When King Yousef Athar (or Dhu Nuwas), the last of the Himyarite kings, was in power, Sana'a was also the capital of the Ethiopian viceroys, then after 570 of the Persians.

As of the dawn of Islam until the detachment of independent sub-states in many parts of Yemen Islamic Caliphate, Sana'a persisted as the governing seat, who himself is Caliph's deputy in running the affairs of one of Yemen's Three Makhalifs: Mikhlaf Sana'a, Mikhlaf al-Janad and Mikhlaf Hadhramawt. The city of Sana'a recurrently assumed an important status and all Yemenite States competed to control it.

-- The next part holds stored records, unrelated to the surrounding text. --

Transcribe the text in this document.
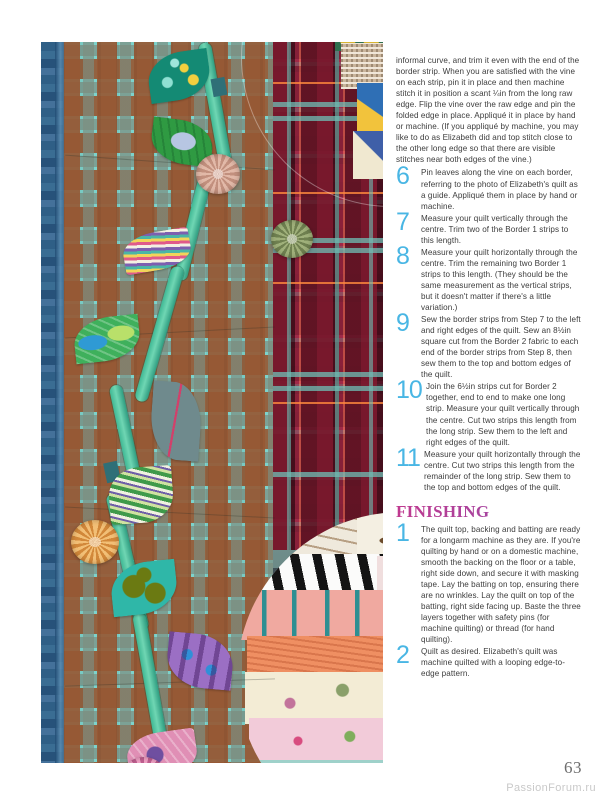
informal curve, and trim it even with the end of the border strip. When you are satisfied with the vine on each strip, pin it in place and then machine stitch it in position a scant ¼in from the long raw edge. Flip the vine over the raw edge and pin the folded edge in place. Appliqué it in place by hand or machine. (If you appliqué by machine, you may like to do as Elizabeth did and top stitch close to the other long edge so that there are visible stitches near both edges of the vine.)

6	Pin leaves along the vine on each border, referring to the photo of Elizabeth's quilt as a guide. Appliqué them in place by hand or machine.

7	Measure your quilt vertically through the centre. Trim two of the Border 1 strips to this length.

8	Measure your quilt horizontally through the centre. Trim the remaining two Border 1 strips to this length. (They should be the same measurement as the vertical strips, but it doesn't matter if there's a little variation.)

9	Sew the border strips from Step 7 to the left and right edges of the quilt. Sew an 8½in square cut from the Border 2 fabric to each end of the border strips from Step 8, then sew them to the top and bottom edges of the quilt.

10 Join the 6½in strips cut for Border 2 together, end to end to make one long strip. Measure your quilt vertically through the centre. Cut two strips this length from the long strip. Sew them to the left and right edges of the quilt.

11 Measure your quilt horizontally through the centre. Cut two strips this length from the remainder of the long strip. Sew them to the top and bottom edges of the quilt.

FINISHING
1	The quilt top, backing and batting are ready for a longarm machine as they are. If you're quilting by hand or on a domestic machine, smooth the backing on the floor or a table, right side down, and secure it with masking tape. Lay the batting on top, ensuring there are no wrinkles. Lay the quilt on top of the batting, right side facing up. Baste the three layers together with safety pins (for machine quilting) or thread (for hand quilting).

2	Quilt as desired. Elizabeth's quilt was machine quilted with a looping edge-to-edge pattern.

63
PassionForum.ru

The Mamelukes arrived in Yemen in AD 1517. Following the collapse of the Mamelukes in Egypt at the hands of the Ottoman Turks, Yemen fell under the Ottoman Rule and during the first Ottoman rule of Yemen between 1538-1635, Sana'a became the capital of the Ottoman Vilayet and also during the Ottoman second rule 1872-1918. In 1918, Sana'a was the capital of Imam Yahya, who ruled North Yemen. At the onset of the 1962 revolution which deposed the imamate rule, it became the capital of the Yemen Arab Republic. It was then the capital of unified Yemen in 1990 where it is dubbed as the historical capital of Yemen.

Main sights and culture

The old fortified city has been inhabited for more than 2,500 years, and contains a wealth of intact architectural gems. It was declared a World Heritage City by the United Nations in 1986. Efforts are underway to preserve some of the oldest buildings, some of which are over 400 years old. Surrounded by ancient clay walls which stand 6–9 metres (20–30 ft) high, the old city boasts over 100 mosques, 12 hammams (baths) and 6,500 houses. Many of the houses resemble ancient skyscrapers, reaching several stories high and topped with flat roofs. They are decorated with elaborate friezes and intricately carved frames and stained glass windows.

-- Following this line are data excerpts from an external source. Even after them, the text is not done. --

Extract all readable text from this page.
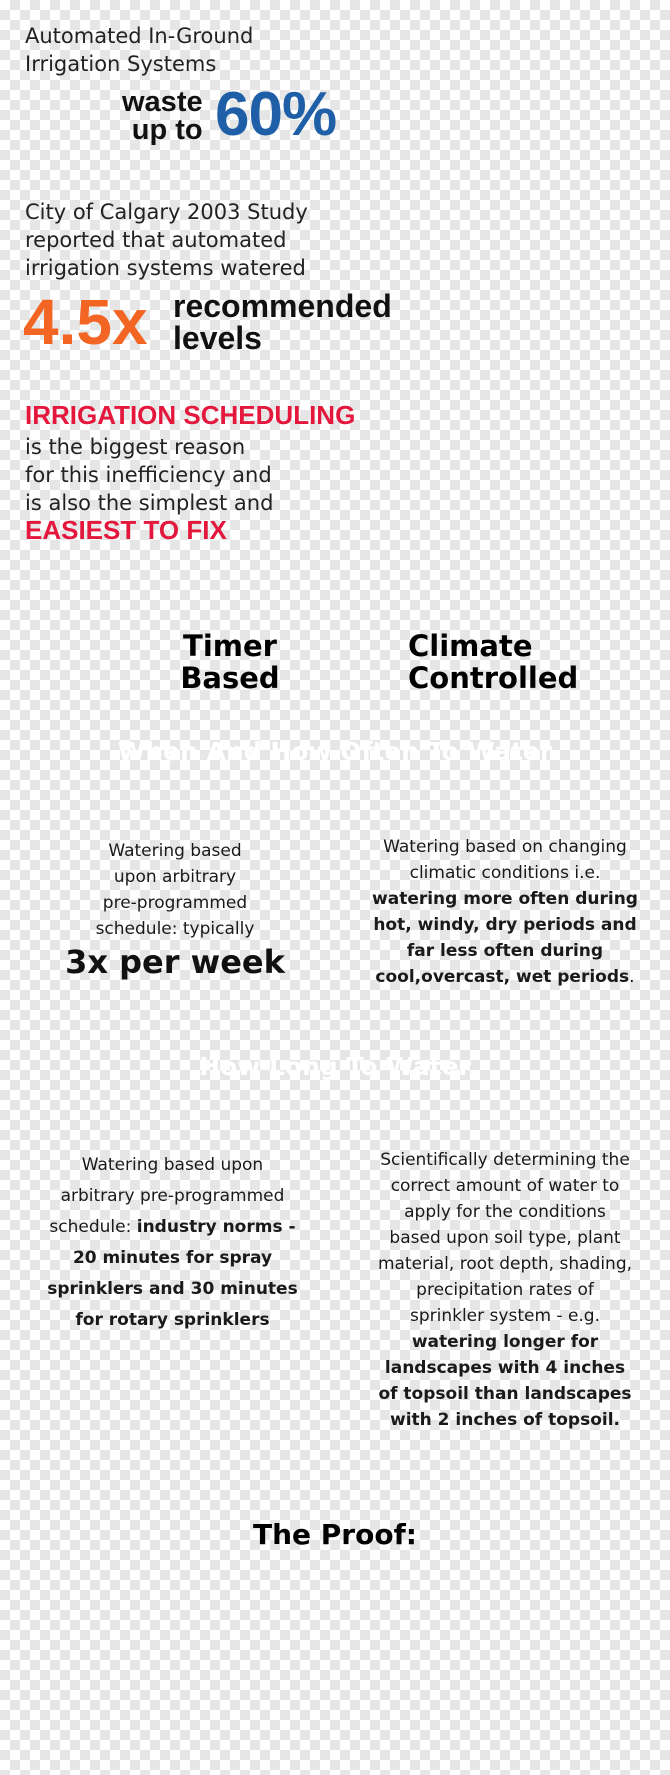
Automated In-Ground
Irrigation Systems
waste
up to 60%
City of Calgary 2003 Study
reported that automated
irrigation systems watered
4.5x recommended
levels
IRRIGATION SCHEDULING
is the biggest reason
for this inefficiency and
is also the simplest and
EASIEST TO FIX
Timer
Based
Climate
Controlled
When And How Often To Water
Watering based
upon arbitrary
pre-programmed
schedule: typically
3x per week
Watering based on changing
climatic conditions i.e.
watering more often during
hot, windy, dry periods and
far less often during
cool,overcast, wet periods.
How Long To Water
Watering based upon
arbitrary pre-programmed
schedule: industry norms -
20 minutes for spray
sprinklers and 30 minutes
for rotary sprinklers
Scientifically determining the
correct amount of water to
apply for the conditions
based upon soil type, plant
material, root depth, shading,
precipitation rates of
sprinkler system - e.g.
watering longer for
landscapes with 4 inches
of topsoil than landscapes
with 2 inches of topsoil.
The Proof:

One of the most popular attractions is Suq al-Milh (Salt Market), where it is possible to buy not only salt but also bread, spices, raisins, cotton, copper, pottery, silverware, antiques (both fake and real) and, formerly, slaves. The majestic seventh century Jami'a l-Kabir (Great Mosque) is one of the oldest in the Muslim world. The Bab al-Yaman (Yemen Gate) is an iconized entry point through the city walls and is over 700 years old.

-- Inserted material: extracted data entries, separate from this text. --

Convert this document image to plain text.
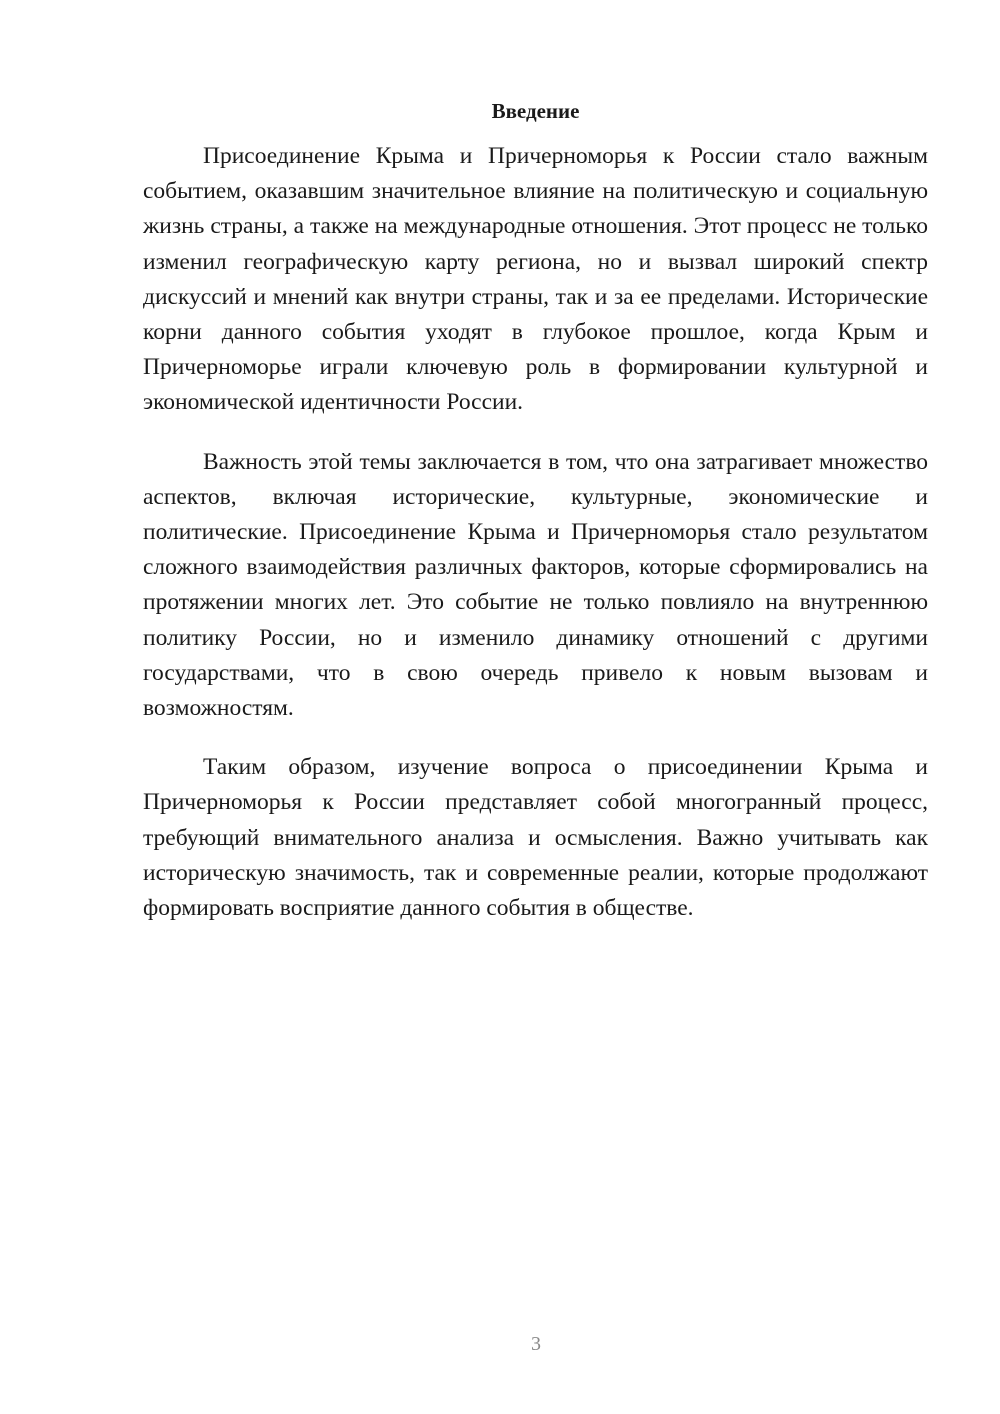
Введение

Присоединение Крыма и Причерноморья к России стало важным событием, оказавшим значительное влияние на политическую и социальную жизнь страны, а также на международные отношения. Этот процесс не только изменил географическую карту региона, но и вызвал широкий спектр дискуссий и мнений как внутри страны, так и за ее пределами. Исторические корни данного события уходят в глубокое прошлое, когда Крым и Причерноморье играли ключевую роль в формировании культурной и экономической идентичности России.

Важность этой темы заключается в том, что она затрагивает множество аспектов, включая исторические, культурные, экономические и политические. Присоединение Крыма и Причерноморья стало результатом сложного взаимодействия различных факторов, которые сформировались на протяжении многих лет. Это событие не только повлияло на внутреннюю политику России, но и изменило динамику отношений с другими государствами, что в свою очередь привело к новым вызовам и возможностям.

Таким образом, изучение вопроса о присоединении Крыма и Причерноморья к России представляет собой многогранный процесс, требующий внимательного анализа и осмысления. Важно учитывать как историческую значимость, так и современные реалии, которые продолжают формировать восприятие данного события в обществе.

3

A commercial area of the Old City is Al Madina, where development is proceeding rapidly. In addition to three large hotels (the Sheraton, Movenpick and Saba), there are numerous stores and restaurants, including branches of American chains such as Pizza Hut and Kentucky Fried Chicken. The area also contains three parks and the President's palace.

New Sana'a

Sana'a is also starting to modernize. New banks which most are supported by Kuwait are opening. Skyscrapers are also being built and new bridges are under construction which are supported by the Yemeni national bank. Hadda is also expanding rapidly since wealthy Yemenis are putting millions in to building mansions and other buildings into Hadaa. New highways are also being built to connect to Sana'a. Finally, the new mosque at Yemen has been completed which is one of the biggest mosque in the world today.

Cultural Arab Capital

Sana'a was designated as the Arab Cultural Capital for the year of 2004.


Sana'a International Airport is Yemen's main domestic and international airport. The airport will be expanded by 2010. There is no train network currently but one will also be built. The best way around the city is dababs which are like minibuses holding about 10 people. Taxis are also a very common form of transportation at Yemen and in the recent years, Yemen has started use higher quality cars and companies are starting to take over the taxi business which could add more comfort to passengers. There are many caches to other major cities like Aden, Taiz and much more.